My husband is a retired cop and military. He has been gaslighting me for 3 years, since his retirement. He wants me gone. He puts bowls of water on bed and kicks it on me at 4, saying it was for my dog. Handed me a towel that smelled of dog piss. He has everyone saying im crazy. We had a fight, of course he knew all the cops. They wouldn’t listen to a word i said. I-have been keeping notes but he brushes it off like im insane. I spend my days in the bedroom. We no longer speak. Where should i go from here? He has all the bases covered. The courts, cops, lawyers...I'm in his prison with no where to go.

Sara

Saturday 21st of September 2019

My husband is a retired cop and military. He has been gaslighting me for 3 years, since his retirement. He wants me gone. He puts bowls of water on bed and kicks it on me at 4, saying it was for my dog. Handed me a towel that smelled of dog piss. He has everyone saying im crazy. We had a fight, of course he knew all the cops. They wouldn’t listen to a word i said. I have been keeping notes but he brushes it off like im insane. I spend my days in the bedroom. We no longer speak. Where should i go from here?

Meriah

Saturday 21st of September 2019

File for divorce. Leave.

Bob

Thursday 19th of September 2019

Brother in law is a gas-lighter and I suspect a sociopath. 20 years of abuse overstepping/ignoring boundaries, denying, odd praise, ignoring/blanking me out, undermining my relationship with wife, passive aggression, snide comments and so much more.

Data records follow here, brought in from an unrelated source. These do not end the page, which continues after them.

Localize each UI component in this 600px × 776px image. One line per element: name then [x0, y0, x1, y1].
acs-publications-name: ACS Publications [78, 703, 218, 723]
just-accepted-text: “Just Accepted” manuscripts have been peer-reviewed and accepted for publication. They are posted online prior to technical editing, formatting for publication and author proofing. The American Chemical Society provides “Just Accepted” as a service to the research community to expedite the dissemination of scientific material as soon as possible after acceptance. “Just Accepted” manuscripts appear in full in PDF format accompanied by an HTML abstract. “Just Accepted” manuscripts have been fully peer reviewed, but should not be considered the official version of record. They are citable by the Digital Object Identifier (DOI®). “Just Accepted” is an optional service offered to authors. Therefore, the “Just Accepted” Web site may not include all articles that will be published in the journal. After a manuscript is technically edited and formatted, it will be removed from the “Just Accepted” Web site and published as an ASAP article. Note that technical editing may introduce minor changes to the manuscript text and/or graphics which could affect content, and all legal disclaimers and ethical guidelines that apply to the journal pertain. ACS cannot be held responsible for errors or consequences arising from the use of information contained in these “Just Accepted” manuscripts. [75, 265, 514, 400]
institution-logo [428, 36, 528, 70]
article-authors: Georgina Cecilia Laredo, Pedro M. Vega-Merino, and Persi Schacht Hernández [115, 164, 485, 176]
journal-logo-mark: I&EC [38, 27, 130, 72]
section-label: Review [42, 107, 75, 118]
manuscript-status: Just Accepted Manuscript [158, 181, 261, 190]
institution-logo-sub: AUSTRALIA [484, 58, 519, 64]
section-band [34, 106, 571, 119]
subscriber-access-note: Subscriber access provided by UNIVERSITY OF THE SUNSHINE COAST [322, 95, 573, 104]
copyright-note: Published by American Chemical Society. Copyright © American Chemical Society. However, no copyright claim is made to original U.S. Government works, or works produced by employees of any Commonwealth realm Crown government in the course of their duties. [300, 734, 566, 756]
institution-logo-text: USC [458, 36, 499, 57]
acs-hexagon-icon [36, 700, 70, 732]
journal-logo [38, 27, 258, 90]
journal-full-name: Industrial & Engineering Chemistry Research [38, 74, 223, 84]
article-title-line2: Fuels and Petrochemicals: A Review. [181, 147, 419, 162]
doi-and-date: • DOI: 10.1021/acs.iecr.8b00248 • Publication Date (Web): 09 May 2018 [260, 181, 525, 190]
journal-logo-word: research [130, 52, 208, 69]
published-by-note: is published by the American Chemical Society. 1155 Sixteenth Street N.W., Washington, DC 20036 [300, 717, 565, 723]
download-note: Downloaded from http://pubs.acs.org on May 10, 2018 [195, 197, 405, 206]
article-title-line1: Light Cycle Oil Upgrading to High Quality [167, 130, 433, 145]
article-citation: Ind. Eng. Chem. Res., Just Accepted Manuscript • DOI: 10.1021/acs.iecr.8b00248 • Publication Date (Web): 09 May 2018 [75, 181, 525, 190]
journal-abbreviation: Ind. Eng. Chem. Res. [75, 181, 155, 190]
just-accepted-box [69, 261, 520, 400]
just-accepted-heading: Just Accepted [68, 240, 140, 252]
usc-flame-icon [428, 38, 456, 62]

I lost my identity early on and gave in to the constant barrage of crap and I recognized it as crap from him but gave way fro the sake of my wife and the support and love that I wanted for her. The painful aspect of this was not only my loss of identity but that slowly my wife turned against me and pushed me away but I knew and know that she is as much a victim of his crap as I am and she bulldozed our marriage and didn't even realise it. The brother in law is exceptionally devious and works at a level you would be surprised at and is so subtle. I questioned myself for years and was suicidal and very depressed. I am still depressed but I find that going over it all again and again actually brings up more perspective and deeper understanding and the vantage point is always slightly different each time. I wish I could undo the loss of time but I cant and I find that very hard to accept. I find all this so hard to accept but I believe objective rationale is my friend. I also realise that my gut instincts are pretty infallible and now rely on this always. Open minded people will always be prey to sociopaths or similar because we are easy targets. Our best defense is awareness and avoidance. So thank you for you website and the awareness that it brings. Thanks

me

Saturday 27th of July 2019

The reason gaslighting seems so prevalent right now is because it is. The problem is that the increase in gaslighting is on the part of the established hierarchy, psychology included because their holes are increasingly showing. But bu all means make it a problem of isolated individuals and further suggest that said isolated individuals have no direct causal link to the establishment...which would then make you a victim blamer. On a fun side note there are also a number of unkind terms for people who imagine they are being gaslit. Pop psychology is dangerous, though admittedly not more dangerous than that considered "professional and ethical". Hierarchy is dysfunctional on every face.

MarlieI

Saturday 27th of July 2019

I am so gaslight I even question whether or not I am the victim or perpetrator sometimes! I have a "bad memory" , am "stupid", and "overly sensitive", to name a few. What's more is I am disabled and physically dependent now. Tough position! Scared and feeling "nuts." Like I MUST be a bigger part of the problem . Oh I need help!